Вдруг прогремел взрыв, и Егора бросило на камни взрывной волной. Он тут же попытался вскочить, но почувствовал острую боль в ноге, вскрикнул и потерял сознание.
Когда он очнулся вновь и открыл глаза, то увидел, как на плато бродят душманы, останавливаясь у его бойцов.
«Раненых добивают, суки!» – догадался Егор. Он потянулся за автоматом, но его ствол покорёжило взрывом.
Духи заметили, что офицер зашевелился, и трое из них бросились прямо к нему.
Слабеющей рукой Егор рванул за кольцо ручную гранату и зажал её на мгновение в кулаке, молча глядя на врага.
– Господи Иисусе Христе, помилуй мя, грешного! – прошептал Егор и разжал ладонь. Лязгнула чека, и духи как по команде бросились на землю.
Один, два, три, четыре…
«Не взорвалась», – понял Егор. Вновь накатила дурнота и свет погас.
Глава 5
– Зачем тебе этот русский, Ахмат?
В горном ауле на ковре, разостланном на деревянном помосте, сидели двое. Один из них – мужчина лет сорока пяти с чёрной бородой, в чалме и пёстром халате, а другой – помоложе, говоривший с явным акцентом (арабский наёмник), в военном камуфляже и берете. В руках они держали пиалы с зелёным чаем.
Между тем араб продолжал:
– Он убил много наших людей: Махмуда, Яхью, Мамеда. Нас чуть не угробил – хвала Аллаху, граната не взорвалась! Давай зарежем его, шакала! – злобно оскалясь, взялся за кривой ятаган бандит.

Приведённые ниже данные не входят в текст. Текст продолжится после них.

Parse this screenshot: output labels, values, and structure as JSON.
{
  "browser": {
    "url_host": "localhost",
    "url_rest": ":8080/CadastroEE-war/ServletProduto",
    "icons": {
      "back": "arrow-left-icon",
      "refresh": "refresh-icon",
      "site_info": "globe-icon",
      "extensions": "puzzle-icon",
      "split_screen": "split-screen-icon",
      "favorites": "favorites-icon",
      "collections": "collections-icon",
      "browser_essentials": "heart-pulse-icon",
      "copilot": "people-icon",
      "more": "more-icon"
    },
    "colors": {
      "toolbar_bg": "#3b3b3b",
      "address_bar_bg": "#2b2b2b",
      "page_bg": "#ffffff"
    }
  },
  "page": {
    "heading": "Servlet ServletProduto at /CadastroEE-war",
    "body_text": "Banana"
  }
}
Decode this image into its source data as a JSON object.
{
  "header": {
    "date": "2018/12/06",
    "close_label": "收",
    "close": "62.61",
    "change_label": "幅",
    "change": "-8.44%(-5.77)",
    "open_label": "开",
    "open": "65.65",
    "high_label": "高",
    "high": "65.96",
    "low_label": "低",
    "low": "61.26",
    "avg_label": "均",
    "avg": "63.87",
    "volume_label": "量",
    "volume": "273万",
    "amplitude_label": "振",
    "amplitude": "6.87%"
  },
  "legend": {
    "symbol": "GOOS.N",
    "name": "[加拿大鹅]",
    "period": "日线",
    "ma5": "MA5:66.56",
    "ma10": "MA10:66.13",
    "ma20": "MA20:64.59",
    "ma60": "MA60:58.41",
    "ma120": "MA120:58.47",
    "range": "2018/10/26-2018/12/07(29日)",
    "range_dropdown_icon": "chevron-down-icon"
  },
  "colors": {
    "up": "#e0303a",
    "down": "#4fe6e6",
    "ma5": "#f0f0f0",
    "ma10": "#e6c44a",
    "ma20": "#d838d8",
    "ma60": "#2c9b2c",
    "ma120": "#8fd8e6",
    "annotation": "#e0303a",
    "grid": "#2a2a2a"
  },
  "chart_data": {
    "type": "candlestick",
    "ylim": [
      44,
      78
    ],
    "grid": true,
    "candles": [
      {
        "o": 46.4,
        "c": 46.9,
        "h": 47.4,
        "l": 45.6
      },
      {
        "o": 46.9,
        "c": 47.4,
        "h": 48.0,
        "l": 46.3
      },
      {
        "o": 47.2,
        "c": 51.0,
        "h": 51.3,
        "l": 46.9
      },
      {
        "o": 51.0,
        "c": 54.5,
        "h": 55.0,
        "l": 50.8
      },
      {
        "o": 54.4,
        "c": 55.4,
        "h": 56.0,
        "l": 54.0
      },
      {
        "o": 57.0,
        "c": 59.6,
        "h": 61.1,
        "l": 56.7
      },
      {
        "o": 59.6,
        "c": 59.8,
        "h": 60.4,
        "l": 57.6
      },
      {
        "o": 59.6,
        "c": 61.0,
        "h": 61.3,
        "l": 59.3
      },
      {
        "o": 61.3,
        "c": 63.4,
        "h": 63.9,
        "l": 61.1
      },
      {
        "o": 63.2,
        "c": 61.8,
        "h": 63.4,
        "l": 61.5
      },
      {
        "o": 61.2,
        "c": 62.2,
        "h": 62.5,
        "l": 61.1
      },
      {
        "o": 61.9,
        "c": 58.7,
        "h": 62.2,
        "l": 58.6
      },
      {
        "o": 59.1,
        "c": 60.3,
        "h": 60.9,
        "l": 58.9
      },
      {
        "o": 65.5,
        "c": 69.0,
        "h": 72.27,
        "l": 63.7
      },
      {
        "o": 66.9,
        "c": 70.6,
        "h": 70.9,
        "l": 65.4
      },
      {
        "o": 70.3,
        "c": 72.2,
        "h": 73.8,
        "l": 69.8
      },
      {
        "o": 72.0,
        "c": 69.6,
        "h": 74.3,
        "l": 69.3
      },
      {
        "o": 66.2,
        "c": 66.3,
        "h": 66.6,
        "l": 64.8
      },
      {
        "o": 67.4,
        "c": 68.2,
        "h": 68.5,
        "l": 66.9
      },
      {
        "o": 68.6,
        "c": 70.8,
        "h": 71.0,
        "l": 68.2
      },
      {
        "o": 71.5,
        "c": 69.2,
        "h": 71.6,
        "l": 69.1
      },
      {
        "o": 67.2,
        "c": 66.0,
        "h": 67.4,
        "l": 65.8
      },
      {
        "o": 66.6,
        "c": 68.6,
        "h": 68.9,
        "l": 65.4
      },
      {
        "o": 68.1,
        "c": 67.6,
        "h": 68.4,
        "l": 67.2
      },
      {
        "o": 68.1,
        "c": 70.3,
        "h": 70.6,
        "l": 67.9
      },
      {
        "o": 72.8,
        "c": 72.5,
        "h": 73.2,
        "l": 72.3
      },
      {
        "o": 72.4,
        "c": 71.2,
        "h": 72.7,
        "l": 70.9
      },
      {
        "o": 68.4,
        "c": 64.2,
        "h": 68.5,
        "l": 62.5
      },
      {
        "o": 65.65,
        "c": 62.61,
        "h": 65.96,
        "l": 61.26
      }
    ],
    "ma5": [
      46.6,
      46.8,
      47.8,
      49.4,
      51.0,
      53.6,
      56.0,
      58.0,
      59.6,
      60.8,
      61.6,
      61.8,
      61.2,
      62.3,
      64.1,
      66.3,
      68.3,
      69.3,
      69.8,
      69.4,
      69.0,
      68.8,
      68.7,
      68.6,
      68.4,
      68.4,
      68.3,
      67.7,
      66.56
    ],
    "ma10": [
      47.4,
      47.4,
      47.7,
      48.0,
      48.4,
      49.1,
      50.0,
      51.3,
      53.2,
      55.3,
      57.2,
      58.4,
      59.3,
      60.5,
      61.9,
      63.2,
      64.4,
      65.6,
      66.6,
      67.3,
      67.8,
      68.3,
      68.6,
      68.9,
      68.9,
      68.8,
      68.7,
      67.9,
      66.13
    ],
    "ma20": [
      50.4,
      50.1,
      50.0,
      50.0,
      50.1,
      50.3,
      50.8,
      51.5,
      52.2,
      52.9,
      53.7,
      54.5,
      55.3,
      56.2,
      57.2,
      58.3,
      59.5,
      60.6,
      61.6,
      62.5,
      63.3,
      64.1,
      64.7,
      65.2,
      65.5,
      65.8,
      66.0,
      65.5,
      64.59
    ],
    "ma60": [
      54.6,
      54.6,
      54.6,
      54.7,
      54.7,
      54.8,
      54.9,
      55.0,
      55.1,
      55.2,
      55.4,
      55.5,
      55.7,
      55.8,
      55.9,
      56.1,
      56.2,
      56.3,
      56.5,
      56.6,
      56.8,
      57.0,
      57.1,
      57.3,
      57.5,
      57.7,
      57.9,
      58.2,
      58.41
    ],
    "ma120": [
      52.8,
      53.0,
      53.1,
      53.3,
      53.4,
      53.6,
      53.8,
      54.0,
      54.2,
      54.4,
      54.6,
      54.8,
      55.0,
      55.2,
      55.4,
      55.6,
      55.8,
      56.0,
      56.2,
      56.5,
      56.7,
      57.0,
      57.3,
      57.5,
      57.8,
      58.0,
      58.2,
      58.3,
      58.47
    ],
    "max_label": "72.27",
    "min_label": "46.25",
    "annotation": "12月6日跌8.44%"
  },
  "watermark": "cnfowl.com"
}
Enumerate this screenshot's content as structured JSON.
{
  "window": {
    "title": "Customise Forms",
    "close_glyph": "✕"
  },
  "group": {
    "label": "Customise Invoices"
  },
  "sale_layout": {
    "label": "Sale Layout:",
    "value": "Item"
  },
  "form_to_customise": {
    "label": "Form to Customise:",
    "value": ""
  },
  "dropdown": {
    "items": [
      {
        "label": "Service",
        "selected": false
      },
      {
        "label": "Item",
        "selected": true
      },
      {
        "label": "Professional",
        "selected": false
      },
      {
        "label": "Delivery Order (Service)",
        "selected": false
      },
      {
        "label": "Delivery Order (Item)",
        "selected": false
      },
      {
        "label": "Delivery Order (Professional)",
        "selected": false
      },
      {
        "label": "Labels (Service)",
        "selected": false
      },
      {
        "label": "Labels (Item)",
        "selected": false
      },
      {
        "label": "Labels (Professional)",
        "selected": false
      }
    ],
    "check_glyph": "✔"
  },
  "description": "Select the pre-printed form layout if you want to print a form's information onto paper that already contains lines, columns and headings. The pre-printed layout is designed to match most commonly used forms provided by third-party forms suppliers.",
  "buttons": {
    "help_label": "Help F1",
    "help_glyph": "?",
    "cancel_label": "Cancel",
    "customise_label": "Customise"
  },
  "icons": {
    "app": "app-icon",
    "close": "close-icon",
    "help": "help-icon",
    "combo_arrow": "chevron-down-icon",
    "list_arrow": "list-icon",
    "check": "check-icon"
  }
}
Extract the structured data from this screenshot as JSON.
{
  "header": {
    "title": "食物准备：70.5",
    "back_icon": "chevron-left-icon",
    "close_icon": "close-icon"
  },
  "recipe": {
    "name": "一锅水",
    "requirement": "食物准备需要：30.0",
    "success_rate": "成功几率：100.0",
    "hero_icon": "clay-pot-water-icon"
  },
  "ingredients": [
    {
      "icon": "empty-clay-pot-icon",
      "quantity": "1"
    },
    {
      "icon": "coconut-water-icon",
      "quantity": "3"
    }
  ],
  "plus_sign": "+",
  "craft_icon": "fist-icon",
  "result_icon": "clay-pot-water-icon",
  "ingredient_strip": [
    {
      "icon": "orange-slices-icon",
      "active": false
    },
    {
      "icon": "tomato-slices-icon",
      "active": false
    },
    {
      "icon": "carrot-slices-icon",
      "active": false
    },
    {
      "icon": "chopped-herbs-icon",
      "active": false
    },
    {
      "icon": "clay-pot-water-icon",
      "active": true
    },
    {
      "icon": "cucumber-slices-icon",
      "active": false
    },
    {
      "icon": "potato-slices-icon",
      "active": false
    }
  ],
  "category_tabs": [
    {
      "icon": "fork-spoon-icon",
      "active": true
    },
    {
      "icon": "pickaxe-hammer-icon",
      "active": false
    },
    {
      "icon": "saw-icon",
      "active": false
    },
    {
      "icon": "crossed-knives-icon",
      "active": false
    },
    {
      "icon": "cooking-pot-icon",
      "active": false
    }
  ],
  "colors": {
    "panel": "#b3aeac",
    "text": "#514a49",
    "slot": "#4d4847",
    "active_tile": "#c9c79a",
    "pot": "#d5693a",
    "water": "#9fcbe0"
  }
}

– Он – воин. Дрался, как лев, – возразил арабу Ахмат. – Нам нужны настоящие воины!
– Почему ты уверен, что он будет воевать на нашей стороне? Он их командир, офицер!
– Не горячись, Ясин! Посидит в яме, поголодает, подумает. А потом, если захочет жить, примет нашу веру. Во всяком случае, отрезать ему голову мы всегда успеем!
– За ним могут прийти его люди! – настаивал Ясин.
– Мы положили в долине почти всех шурави. А тех, кто прорвался, – в горах. Кто будет искать его здесь, в кишлаке? Кто знает, что он здесь?
– Ну смотри, как знаешь! – покачал головой араб.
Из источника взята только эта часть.